I had just finished shopping and was pushing my cart to the car. I assumed the woman walking toward me was planning to do some shopping. So when she stopped and spoke to me, I was a little surprised. She asked if I had some spare change so she could get a bite to eat. I said no. Then she approached the next car. He too said no. I didn’t see which direction she went after the second rejection.
I wondered if she noticed how full my cart was as I said no. I wonder if she realized that I had bought things I needed and then some things I just thought I needed. Oh. She didn’t know the amount of money in my bank account. She didn’t know I had cash in my wallet, but the bills were bigger than I was prepared to hand over to a stranger. Hungry or not, she didn’t get my money. It was reserved for other purposes.
I always feel awkward when a stranger approaches me. I couldn’t lie and say I didn’t have any money. Because I did have a little cash on me. And I knew that a little spare change wouldn’t be enough to feed her. Plus. There’s always that uncertainty that she really needed food. Or did she need a fix? I don’t know. I don’t mean to judge. I’m just always wary about strangers approaching me for money. Oh. There have been times that I’ve shared a few dollars. Just not today.
Did I do the right thing? Was my decision the best one? I have no idea. It’s not that I’m heartless or unkind. I am cautious and concerned. I am suspicious of strangers who walk up to me out of nowhere.
It probably took a lot of courage to walk up to a stranger and ask for money. What if she really was hungry? What if she hadn’t eaten in a few days? She did look a little unkempt. But that could also have been arranged. Just don’t bathe or comb your hair for a few days, and you will start to look different.
God is our refuge and strength, always ready to help in times of trouble. Psalms 46:1
I wonder what I would do if I was hungry and needed food but had no money. Would I be bold enough to approach a stranger in the middle of a parking lot? Would I notice their overflowing cart filled with odds and ends? Would I wonder if they were lying when they said they had no spare change? Would I be as kind and considerate as she was when I said no? What if she was an angel unaware and I missed my opportunity to bless her?
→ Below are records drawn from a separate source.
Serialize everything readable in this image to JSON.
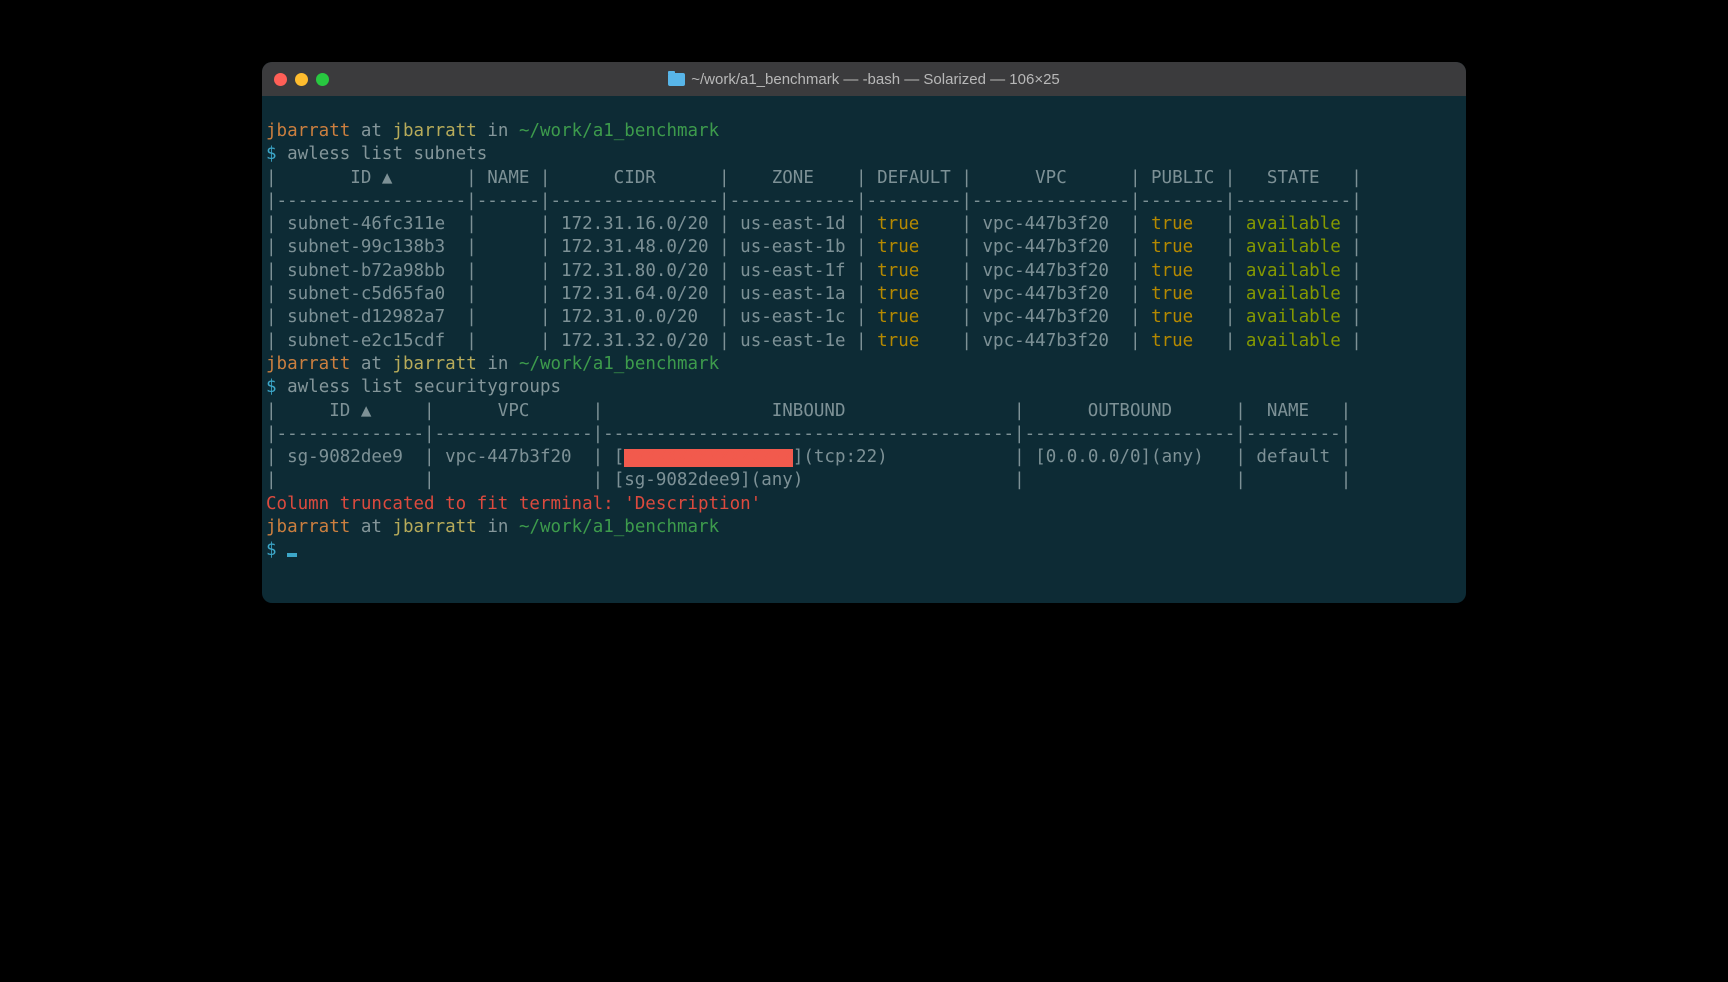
{
  "window": {
    "title": "~/work/a1_benchmark — -bash — Solarized — 106×25"
  },
  "prompt": {
    "user": "jbarratt",
    "at": "at",
    "host": "jbarratt",
    "in": "in",
    "path": "~/work/a1_benchmark",
    "symbol": "$"
  },
  "cmd1": "awless list subnets",
  "cmd2": "awless list securitygroups",
  "subnets": {
    "header": "|       ID ▲       | NAME |      CIDR      |    ZONE    | DEFAULT |      VPC      | PUBLIC |   STATE   |",
    "divider": "|------------------|------|----------------|------------|---------|---------------|--------|-----------|",
    "rows": [
      {
        "id": "subnet-46fc311e",
        "name": "",
        "cidr": "172.31.16.0/20",
        "zone": "us-east-1d",
        "default": "true",
        "vpc": "vpc-447b3f20",
        "public": "true",
        "state": "available"
      },
      {
        "id": "subnet-99c138b3",
        "name": "",
        "cidr": "172.31.48.0/20",
        "zone": "us-east-1b",
        "default": "true",
        "vpc": "vpc-447b3f20",
        "public": "true",
        "state": "available"
      },
      {
        "id": "subnet-b72a98bb",
        "name": "",
        "cidr": "172.31.80.0/20",
        "zone": "us-east-1f",
        "default": "true",
        "vpc": "vpc-447b3f20",
        "public": "true",
        "state": "available"
      },
      {
        "id": "subnet-c5d65fa0",
        "name": "",
        "cidr": "172.31.64.0/20",
        "zone": "us-east-1a",
        "default": "true",
        "vpc": "vpc-447b3f20",
        "public": "true",
        "state": "available"
      },
      {
        "id": "subnet-d12982a7",
        "name": "",
        "cidr": "172.31.0.0/20",
        "zone": "us-east-1c",
        "default": "true",
        "vpc": "vpc-447b3f20",
        "public": "true",
        "state": "available"
      },
      {
        "id": "subnet-e2c15cdf",
        "name": "",
        "cidr": "172.31.32.0/20",
        "zone": "us-east-1e",
        "default": "true",
        "vpc": "vpc-447b3f20",
        "public": "true",
        "state": "available"
      }
    ]
  },
  "sg": {
    "header": "|     ID ▲     |      VPC      |                INBOUND                |      OUTBOUND      |  NAME   |",
    "divider": "|--------------|---------------|---------------------------------------|--------------------|---------|",
    "row1": {
      "id": "sg-9082dee9",
      "vpc": "vpc-447b3f20",
      "inbound_prefix": "[",
      "inbound_redacted": "XXXXXXXXXXXXXXXX",
      "inbound_suffix": "](tcp:22)",
      "outbound": "[0.0.0.0/0](any)",
      "name": "default"
    },
    "row2": {
      "inbound": "[sg-9082dee9](any)"
    },
    "truncated": "Column truncated to fit terminal: 'Description'"
  }
}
What if I could have been Jesus to her today and I blew my chance? I’ll never know.
Oh. I may someday know what it’s like to be hungry and penniless. These times sure are getting tougher. Gas prices are high. Food prices are high. Tempers are short. There are wars and rumors of war. Things are unsettled these days. And things could get much worse. So I can’t say I’ll never have days where I have nothing to eat. I can’t say that I’ll never have to wander through parking lots begging for food or money. I can’t say I’ll always be freshly bathed.
I see those people standing on street corners and at the entrance and exit ramps of the freeway. Oh. I see their faces. I read their signs. If I put myself in their shoes, I would probably hand them a few dollars. But more often than not, I try to put them in my shoes. I wonder if they really have money in the bank and just don’t want to work. I wonder if their job is begging on street corners. Is begging a new career option? I wonder where they lay their head at night. I wonder where they store their winter coats in the off season. I wonder if they are starving and when they last ate. I wonder how many people actually give them money. And I wonder, after months on end, why I still see them standing there holding a sign.
Life is full of hard choices. Life is also full of hard knocks. Good decisions aren’t always easy to make. Regardless of which side of the equation you’re on. If you have plenty or if you’re in need. One decision could change the course of a life forever. And it could go either way. No one knows what tomorrow holds. But we know who holds tomorrow. Whether in plenty or in want, we can be content in the Lord’s hands.
We know that our God is always ready and able to help us in our time of need. All we have to do is call on his name. Oh. He may not provide a hot meal at the exact moment we need it. But he may. He may not provide employment when the unemployment checks stop. But he may. He may not heal us from an awful disease. But he may. He may allow us to wait years on end to see an answer to the prayer that we’ve been praying. He may allow us to suffer in pain with no end in sight. Throughout difficulties, he continues to love us. Our suffering may be of our own doing. And it may not. But God is always faithful. His love never fails. And it endures to the end. Even when others ignore us or fail us. God is with us.